Bosch staat met zijn verbeelding van de mens en het uiterst verfijnde landschap van De Hooiwagen met één voet in de renaissance. Die lijkt rond 1516 eindelijk vanuit Italië een eeuw later de Lage Landen te bereiken. De andere kunstenaarsvoet staat echter nog vol in de middeleeuwen en wordt daar door zijn duivels en demonen stevig vastgehouden. Dit is een tafereel met een duidelijke moraal, maar niet met knipoog.

Jeroen Bosch, De Hooiwagen, achterzijde (1515)
De achterkant die zichtbaar wordt als het luik gesloten is, schetst een grimmig beeld van de late middeleeuwen. Een magere marskramer in kapotte kleding verjaagt een vals kijkend hondje met een stekelige halsband. Langs de weg liggen wat resten van dieren. Links op de achtergrond wordt iemand overvallen, vastgebonden en door gespuis van kleding en bezittingen ontdaan. Rechts danst een tweetal desondanks onbekommerd tussen de schaapjes. Een heuvel op de achtergrond toont een galg. Niet iets dat burgers boven hun middeleeuwse bankstel hangen; een domper op de feestvreugde. De niet mis te verstane boodschap van dit kunstwerk verklaart echter wel waarom de vrome Philips II van Spanje het drieluik in 1570 aankocht: de voorstelling reflecteert de pessimistische visie op de mensheid van deze sober levende superkatholiek.
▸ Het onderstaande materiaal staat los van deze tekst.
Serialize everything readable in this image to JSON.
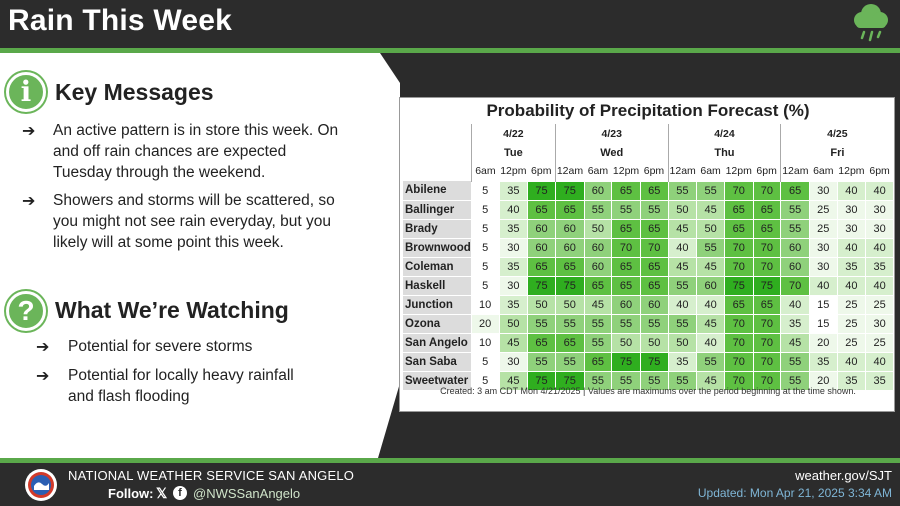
{
  "header": {
    "title": "Rain This Week"
  },
  "key_messages": {
    "heading": "Key Messages",
    "bullets": [
      [
        "An active pattern is in store this week. On",
        "and off rain chances are expected",
        "Tuesday through the weekend."
      ],
      [
        "Showers and storms will be scattered, so",
        "you might not see rain everyday, but you",
        "likely will at some point this week."
      ]
    ]
  },
  "watching": {
    "heading": "What We’re Watching",
    "bullets": [
      [
        "Potential for severe storms"
      ],
      [
        "Potential for locally heavy rainfall",
        "and flash flooding"
      ]
    ]
  },
  "arrow_glyph": "➔",
  "table": {
    "title": "Probability of Precipitation Forecast (%)",
    "footer": "Created: 3 am CDT Mon 4/21/2025  |  Values are maximums over the period beginning at the time shown.",
    "days": [
      {
        "date": "4/22",
        "name": "Tue",
        "hours": [
          "6am",
          "12pm",
          "6pm"
        ]
      },
      {
        "date": "4/23",
        "name": "Wed",
        "hours": [
          "12am",
          "6am",
          "12pm",
          "6pm"
        ]
      },
      {
        "date": "4/24",
        "name": "Thu",
        "hours": [
          "12am",
          "6am",
          "12pm",
          "6pm"
        ]
      },
      {
        "date": "4/25",
        "name": "Fri",
        "hours": [
          "12am",
          "6am",
          "12pm",
          "6pm"
        ]
      }
    ],
    "rows": [
      {
        "city": "Abilene",
        "values": [
          5,
          35,
          75,
          75,
          60,
          65,
          65,
          55,
          55,
          70,
          70,
          65,
          30,
          40,
          40
        ]
      },
      {
        "city": "Ballinger",
        "values": [
          5,
          40,
          65,
          65,
          55,
          55,
          55,
          50,
          45,
          65,
          65,
          55,
          25,
          30,
          30
        ]
      },
      {
        "city": "Brady",
        "values": [
          5,
          35,
          60,
          60,
          50,
          65,
          65,
          45,
          50,
          65,
          65,
          55,
          25,
          30,
          30
        ]
      },
      {
        "city": "Brownwood",
        "values": [
          5,
          30,
          60,
          60,
          60,
          70,
          70,
          40,
          55,
          70,
          70,
          60,
          30,
          40,
          40
        ]
      },
      {
        "city": "Coleman",
        "values": [
          5,
          35,
          65,
          65,
          60,
          65,
          65,
          45,
          45,
          70,
          70,
          60,
          30,
          35,
          35
        ]
      },
      {
        "city": "Haskell",
        "values": [
          5,
          30,
          75,
          75,
          65,
          65,
          65,
          55,
          60,
          75,
          75,
          70,
          40,
          40,
          40
        ]
      },
      {
        "city": "Junction",
        "values": [
          10,
          35,
          50,
          50,
          45,
          60,
          60,
          40,
          40,
          65,
          65,
          40,
          15,
          25,
          25
        ]
      },
      {
        "city": "Ozona",
        "values": [
          20,
          50,
          55,
          55,
          55,
          55,
          55,
          55,
          45,
          70,
          70,
          35,
          15,
          25,
          30
        ]
      },
      {
        "city": "San Angelo",
        "values": [
          10,
          45,
          65,
          65,
          55,
          50,
          50,
          50,
          40,
          70,
          70,
          45,
          20,
          25,
          25
        ]
      },
      {
        "city": "San Saba",
        "values": [
          5,
          30,
          55,
          55,
          65,
          75,
          75,
          35,
          55,
          70,
          70,
          55,
          35,
          40,
          40
        ]
      },
      {
        "city": "Sweetwater",
        "values": [
          5,
          45,
          75,
          75,
          55,
          55,
          55,
          55,
          45,
          70,
          70,
          55,
          20,
          35,
          35
        ]
      }
    ]
  },
  "footer": {
    "org": "NATIONAL WEATHER SERVICE SAN ANGELO",
    "follow": "Follow:",
    "x_glyph": "𝕏",
    "fb_glyph": "f",
    "handle": "@NWSSanAngelo",
    "website": "weather.gov/SJT",
    "updated": "Updated: Mon Apr 21, 2025 3:34 AM"
  },
  "icons": [
    "rain-cloud-icon",
    "info-icon",
    "question-icon",
    "arrow-icon",
    "x-icon",
    "facebook-icon",
    "nws-logo"
  ],
  "colors": {
    "accent_green": "#5aa84a",
    "icon_green": "#6bb55a",
    "updated_blue": "#7fb6d6",
    "scale": [
      "#ffffff",
      "#eef8ea",
      "#d6efcd",
      "#b6e2a6",
      "#8fd17b",
      "#5ec042",
      "#2fae1f"
    ]
  }
}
Alleen De Hooiwagen is al reden genoeg om naar de tentoonstelling in Rotterdam af te reizen – wat sowieso geen straf is, want er is meer. Het gevoel dat de middeleeuwen echt voorbij zijn, ontstaat bij het werk van Pieter Breughel die met enkele schilderijen op de expositie vertegenwoordigd is. Winterlandschap met vogelval uit 1565 geeft op een weergaloze wijze het ijsplezier van de burgerij weer. Vanaf een hoog standpunt schept de kunstenaar met een repoussoir van kale takken diepte in een landschap dat zich in tere kleuren tot de verre horizon uitstrekt. Een bevroren rivier, geflankeerd door huisjes, neemt het oog van de kijker mee de verte in. Mensen vermaken zich in de winterse kou op het ijs. Zelfs de vogelval rechts doet geen afbreuk aan de knusse sfeer.

Pieter Bruegel, Winterlandschap met vogelval (1565)
Beide werken zijn topstukken van de tentoonstelling, waar ook veel prentkunst in is opgenomen. De prenten sluiten overigens wel goed aan bij de titel van de tentoonstelling; ze geven een vaak wat spottend beeld van deze nog erg middeleeuwse maatschappij. Onder de prenten bevinden zich enkele gravures van Dürer, zoals het kleine prentje van de Dansende Boeren. Dat verraadt meteen het nadeel van deze expositie. De prenten zijn, op enkele uitzonderingen na, klein en gedetailleerd. Dat maakt het noodzakelijk dat je ze van vrij dichtbij grondig moet bestuderen. Op een tentoonstelling zoals deze, waar veel belangstelling voor is, vraagt dat nogal wat geduld van de beschouwer. Dat wordt echter wel beloond als je er eenmaal goed voor staat.